Is the Pope Catholic? Yes, the Pope is Catholic. Generative Evaluation of Non-Literal Intent Resolution in LLMs
This addresses the challenge of AI systems interpreting indirect human communication, which is incremental as it builds on existing discriminative evaluations.
The paper tackled the problem of evaluating large language models' ability to understand non-literal intents by proposing a generative approach, finding that LLMs struggle with generating pragmatically relevant responses, achieving only 50-55% accuracy on average.

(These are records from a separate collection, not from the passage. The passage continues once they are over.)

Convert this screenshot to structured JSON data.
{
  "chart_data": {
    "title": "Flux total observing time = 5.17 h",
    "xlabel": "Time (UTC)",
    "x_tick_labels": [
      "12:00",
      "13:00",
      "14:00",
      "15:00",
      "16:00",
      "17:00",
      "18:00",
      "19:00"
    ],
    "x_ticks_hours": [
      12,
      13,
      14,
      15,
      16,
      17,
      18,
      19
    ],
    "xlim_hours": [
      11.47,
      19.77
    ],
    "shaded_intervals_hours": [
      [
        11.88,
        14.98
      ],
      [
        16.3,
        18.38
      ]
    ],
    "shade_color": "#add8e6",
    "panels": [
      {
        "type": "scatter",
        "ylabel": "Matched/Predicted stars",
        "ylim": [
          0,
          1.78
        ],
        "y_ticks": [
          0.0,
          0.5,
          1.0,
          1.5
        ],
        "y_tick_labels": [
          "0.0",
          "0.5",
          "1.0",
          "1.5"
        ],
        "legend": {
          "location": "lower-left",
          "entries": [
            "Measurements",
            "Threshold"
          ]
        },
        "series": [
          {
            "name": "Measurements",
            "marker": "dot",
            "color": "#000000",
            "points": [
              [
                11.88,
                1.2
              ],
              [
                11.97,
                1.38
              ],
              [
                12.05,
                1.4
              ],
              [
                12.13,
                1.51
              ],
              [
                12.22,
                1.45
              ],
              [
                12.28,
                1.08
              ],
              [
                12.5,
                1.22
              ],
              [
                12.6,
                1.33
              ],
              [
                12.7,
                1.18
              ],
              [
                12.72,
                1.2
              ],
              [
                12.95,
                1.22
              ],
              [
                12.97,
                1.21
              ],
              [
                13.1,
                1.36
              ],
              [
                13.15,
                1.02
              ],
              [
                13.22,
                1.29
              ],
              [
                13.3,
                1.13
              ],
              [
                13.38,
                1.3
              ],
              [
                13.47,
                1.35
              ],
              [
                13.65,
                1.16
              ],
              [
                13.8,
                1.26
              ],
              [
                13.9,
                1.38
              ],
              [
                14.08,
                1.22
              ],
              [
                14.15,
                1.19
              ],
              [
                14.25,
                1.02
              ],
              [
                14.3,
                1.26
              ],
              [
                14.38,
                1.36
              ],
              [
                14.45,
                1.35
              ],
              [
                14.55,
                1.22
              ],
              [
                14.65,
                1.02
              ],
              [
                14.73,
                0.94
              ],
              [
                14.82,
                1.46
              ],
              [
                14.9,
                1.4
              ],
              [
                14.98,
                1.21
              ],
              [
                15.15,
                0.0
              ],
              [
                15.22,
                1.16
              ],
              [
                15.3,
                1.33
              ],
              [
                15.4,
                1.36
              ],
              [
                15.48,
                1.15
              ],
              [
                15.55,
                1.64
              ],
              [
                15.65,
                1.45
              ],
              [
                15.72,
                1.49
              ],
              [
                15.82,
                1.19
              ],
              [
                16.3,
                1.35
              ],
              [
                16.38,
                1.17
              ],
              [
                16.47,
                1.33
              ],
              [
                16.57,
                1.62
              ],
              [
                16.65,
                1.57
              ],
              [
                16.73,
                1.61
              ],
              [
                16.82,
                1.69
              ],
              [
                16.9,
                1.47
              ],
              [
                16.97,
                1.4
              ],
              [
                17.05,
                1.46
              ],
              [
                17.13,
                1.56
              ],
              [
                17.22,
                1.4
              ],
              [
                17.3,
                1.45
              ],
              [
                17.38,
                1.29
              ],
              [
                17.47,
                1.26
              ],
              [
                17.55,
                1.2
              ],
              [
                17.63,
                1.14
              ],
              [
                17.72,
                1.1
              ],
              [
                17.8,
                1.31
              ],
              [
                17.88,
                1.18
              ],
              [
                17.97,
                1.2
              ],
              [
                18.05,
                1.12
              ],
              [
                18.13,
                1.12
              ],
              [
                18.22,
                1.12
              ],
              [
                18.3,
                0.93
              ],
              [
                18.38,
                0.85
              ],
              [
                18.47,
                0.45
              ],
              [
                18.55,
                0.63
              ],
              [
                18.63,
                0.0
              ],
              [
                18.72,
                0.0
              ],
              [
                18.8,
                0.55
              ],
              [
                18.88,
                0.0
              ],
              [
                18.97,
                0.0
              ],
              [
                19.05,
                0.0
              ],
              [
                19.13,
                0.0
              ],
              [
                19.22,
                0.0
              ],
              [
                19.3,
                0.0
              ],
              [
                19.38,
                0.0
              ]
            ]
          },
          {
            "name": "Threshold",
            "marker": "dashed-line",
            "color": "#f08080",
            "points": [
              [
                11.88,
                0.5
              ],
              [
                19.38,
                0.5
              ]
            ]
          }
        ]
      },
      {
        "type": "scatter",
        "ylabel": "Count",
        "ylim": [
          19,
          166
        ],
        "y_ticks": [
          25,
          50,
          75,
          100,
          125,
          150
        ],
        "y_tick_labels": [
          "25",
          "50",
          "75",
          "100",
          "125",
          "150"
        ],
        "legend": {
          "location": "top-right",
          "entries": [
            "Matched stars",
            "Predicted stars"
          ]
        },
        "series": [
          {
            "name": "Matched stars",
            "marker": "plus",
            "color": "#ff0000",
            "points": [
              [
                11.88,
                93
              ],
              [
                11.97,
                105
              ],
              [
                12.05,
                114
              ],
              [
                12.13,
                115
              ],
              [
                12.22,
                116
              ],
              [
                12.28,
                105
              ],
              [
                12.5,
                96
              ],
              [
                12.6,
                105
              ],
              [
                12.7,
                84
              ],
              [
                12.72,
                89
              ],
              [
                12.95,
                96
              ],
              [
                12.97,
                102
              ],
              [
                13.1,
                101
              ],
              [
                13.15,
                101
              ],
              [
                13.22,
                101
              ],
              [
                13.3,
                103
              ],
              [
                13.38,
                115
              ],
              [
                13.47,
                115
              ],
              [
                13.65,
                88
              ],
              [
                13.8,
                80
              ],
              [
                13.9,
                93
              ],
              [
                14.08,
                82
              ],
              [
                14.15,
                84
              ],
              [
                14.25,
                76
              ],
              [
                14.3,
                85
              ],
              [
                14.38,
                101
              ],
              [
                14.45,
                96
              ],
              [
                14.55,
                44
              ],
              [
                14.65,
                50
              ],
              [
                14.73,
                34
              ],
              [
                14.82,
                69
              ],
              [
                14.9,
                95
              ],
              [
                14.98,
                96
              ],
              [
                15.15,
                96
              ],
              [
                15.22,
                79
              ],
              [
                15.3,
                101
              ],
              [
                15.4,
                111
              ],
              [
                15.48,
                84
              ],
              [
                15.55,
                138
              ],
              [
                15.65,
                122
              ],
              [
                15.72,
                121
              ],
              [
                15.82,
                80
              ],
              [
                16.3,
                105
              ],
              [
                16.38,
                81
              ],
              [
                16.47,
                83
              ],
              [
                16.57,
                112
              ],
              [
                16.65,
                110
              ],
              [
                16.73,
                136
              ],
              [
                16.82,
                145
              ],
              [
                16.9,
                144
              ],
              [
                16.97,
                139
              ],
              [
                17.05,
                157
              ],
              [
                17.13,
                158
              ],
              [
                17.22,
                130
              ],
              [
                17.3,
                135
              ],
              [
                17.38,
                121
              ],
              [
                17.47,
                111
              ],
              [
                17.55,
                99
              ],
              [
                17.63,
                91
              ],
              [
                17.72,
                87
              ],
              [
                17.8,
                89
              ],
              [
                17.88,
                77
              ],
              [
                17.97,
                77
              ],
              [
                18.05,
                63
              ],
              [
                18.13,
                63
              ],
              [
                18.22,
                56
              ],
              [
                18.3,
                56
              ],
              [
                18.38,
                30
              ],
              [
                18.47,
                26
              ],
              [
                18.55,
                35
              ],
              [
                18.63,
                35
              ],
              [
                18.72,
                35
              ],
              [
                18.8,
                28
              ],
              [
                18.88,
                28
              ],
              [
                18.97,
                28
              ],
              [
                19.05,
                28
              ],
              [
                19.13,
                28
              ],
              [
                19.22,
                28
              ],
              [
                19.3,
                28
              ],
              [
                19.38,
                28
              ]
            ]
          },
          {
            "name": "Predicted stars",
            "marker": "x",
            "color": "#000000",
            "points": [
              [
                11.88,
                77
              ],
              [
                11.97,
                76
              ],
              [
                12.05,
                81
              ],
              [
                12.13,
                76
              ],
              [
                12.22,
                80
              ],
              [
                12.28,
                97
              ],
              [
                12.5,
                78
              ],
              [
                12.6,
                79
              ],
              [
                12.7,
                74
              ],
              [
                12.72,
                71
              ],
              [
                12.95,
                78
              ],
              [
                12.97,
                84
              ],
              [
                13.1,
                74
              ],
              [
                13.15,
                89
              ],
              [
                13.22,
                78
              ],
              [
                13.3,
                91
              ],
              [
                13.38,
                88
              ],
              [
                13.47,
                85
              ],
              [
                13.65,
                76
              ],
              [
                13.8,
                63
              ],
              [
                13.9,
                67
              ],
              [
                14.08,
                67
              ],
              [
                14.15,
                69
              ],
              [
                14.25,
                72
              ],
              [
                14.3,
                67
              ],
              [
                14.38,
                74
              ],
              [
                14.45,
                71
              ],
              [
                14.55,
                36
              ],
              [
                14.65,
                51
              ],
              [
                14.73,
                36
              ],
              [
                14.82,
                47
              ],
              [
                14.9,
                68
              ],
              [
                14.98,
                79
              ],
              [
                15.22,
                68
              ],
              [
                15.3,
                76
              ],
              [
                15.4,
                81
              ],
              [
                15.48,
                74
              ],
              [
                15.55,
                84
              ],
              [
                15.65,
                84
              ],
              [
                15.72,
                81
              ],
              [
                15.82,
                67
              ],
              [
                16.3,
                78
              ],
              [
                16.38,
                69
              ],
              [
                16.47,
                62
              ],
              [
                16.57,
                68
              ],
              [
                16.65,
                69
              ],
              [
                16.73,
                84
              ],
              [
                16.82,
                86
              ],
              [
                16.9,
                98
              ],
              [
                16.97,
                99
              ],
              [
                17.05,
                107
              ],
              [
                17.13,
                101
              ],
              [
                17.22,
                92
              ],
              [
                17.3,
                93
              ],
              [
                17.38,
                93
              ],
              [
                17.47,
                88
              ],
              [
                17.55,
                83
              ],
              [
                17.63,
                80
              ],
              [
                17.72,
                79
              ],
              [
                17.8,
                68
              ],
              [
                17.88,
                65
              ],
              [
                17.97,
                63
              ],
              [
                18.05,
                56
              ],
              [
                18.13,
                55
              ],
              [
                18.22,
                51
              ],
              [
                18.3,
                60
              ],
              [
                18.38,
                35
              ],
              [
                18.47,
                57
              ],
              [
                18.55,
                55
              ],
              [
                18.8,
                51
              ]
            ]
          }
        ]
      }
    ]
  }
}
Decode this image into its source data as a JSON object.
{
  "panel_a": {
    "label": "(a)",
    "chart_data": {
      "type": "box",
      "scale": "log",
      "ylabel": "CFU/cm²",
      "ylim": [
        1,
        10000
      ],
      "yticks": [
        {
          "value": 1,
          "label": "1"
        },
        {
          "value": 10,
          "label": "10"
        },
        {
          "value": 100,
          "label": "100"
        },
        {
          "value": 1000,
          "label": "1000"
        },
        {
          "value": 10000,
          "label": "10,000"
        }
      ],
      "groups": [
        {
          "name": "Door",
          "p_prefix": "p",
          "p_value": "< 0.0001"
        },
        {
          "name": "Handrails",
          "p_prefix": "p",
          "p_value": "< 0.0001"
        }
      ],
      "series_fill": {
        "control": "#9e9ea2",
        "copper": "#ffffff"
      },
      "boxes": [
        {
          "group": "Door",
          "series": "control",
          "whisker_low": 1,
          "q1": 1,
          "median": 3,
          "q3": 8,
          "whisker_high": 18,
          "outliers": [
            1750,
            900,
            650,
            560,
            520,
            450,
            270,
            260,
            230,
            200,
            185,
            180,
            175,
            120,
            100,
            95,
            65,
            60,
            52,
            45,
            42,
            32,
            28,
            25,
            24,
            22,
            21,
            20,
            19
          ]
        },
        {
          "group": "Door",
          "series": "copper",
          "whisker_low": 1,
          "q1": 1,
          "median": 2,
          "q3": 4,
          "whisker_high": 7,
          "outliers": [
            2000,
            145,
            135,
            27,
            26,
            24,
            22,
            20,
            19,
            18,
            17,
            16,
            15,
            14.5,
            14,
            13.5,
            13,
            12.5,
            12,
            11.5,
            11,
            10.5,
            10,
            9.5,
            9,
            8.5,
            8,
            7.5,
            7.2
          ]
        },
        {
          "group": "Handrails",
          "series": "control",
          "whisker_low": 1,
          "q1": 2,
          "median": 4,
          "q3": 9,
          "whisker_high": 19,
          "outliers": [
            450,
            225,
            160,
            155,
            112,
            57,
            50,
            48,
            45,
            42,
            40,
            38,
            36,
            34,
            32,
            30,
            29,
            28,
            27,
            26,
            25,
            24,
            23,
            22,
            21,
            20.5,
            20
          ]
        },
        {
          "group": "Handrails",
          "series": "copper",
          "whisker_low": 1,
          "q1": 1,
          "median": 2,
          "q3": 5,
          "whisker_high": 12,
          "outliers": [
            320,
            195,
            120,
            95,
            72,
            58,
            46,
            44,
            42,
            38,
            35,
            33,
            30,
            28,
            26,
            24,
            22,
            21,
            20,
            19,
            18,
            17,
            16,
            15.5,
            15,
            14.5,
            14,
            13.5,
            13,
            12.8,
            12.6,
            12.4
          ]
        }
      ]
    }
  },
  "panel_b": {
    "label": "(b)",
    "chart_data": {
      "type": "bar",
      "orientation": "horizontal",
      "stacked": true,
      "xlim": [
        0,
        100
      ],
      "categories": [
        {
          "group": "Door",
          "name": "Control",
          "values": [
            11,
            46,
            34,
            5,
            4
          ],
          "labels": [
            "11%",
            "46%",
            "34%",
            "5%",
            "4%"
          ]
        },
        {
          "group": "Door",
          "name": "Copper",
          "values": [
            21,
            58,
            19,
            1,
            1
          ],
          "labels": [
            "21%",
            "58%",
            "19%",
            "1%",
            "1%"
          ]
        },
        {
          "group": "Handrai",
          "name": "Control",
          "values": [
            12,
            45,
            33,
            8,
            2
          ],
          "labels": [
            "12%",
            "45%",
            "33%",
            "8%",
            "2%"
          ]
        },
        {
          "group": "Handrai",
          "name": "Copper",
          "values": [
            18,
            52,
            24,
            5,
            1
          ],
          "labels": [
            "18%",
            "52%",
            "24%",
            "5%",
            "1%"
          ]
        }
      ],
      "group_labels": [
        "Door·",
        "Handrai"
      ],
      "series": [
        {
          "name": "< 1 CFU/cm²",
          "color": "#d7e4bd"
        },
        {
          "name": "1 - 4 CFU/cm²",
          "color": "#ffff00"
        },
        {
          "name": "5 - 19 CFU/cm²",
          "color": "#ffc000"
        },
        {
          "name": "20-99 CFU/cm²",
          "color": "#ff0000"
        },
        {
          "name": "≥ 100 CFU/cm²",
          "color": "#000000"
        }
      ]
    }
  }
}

Humans often express their communicative intents indirectly or non-literally, which requires their interlocutors -- human or AI -- to understand beyond the literal meaning of words. While most existing work has focused on discriminative evaluations, we present a new approach to generatively evaluate large language models' (LLMs') intention understanding by examining their responses to non-literal utterances. Ideally, an LLM should respond in line with the true intention of a non-literal utterance, not its literal interpretation. Our findings show that LLMs struggle to generate pragmatically relevant responses to non-literal language, achieving only 50-55% accuracy on average. While explicitly providing oracle intentions significantly improves performance (e.g., 75% for Mistral-Instruct), this still indicates challenges in leveraging given intentions to produce appropriate responses. Using chain-of-thought to make models spell out intentions yields much smaller gains (60% for Mistral-Instruct). These findings suggest that LLMs are not yet effective pragmatic interlocutors, highlighting the need for better approaches for modeling intentions and utilizing them for pragmatic generation.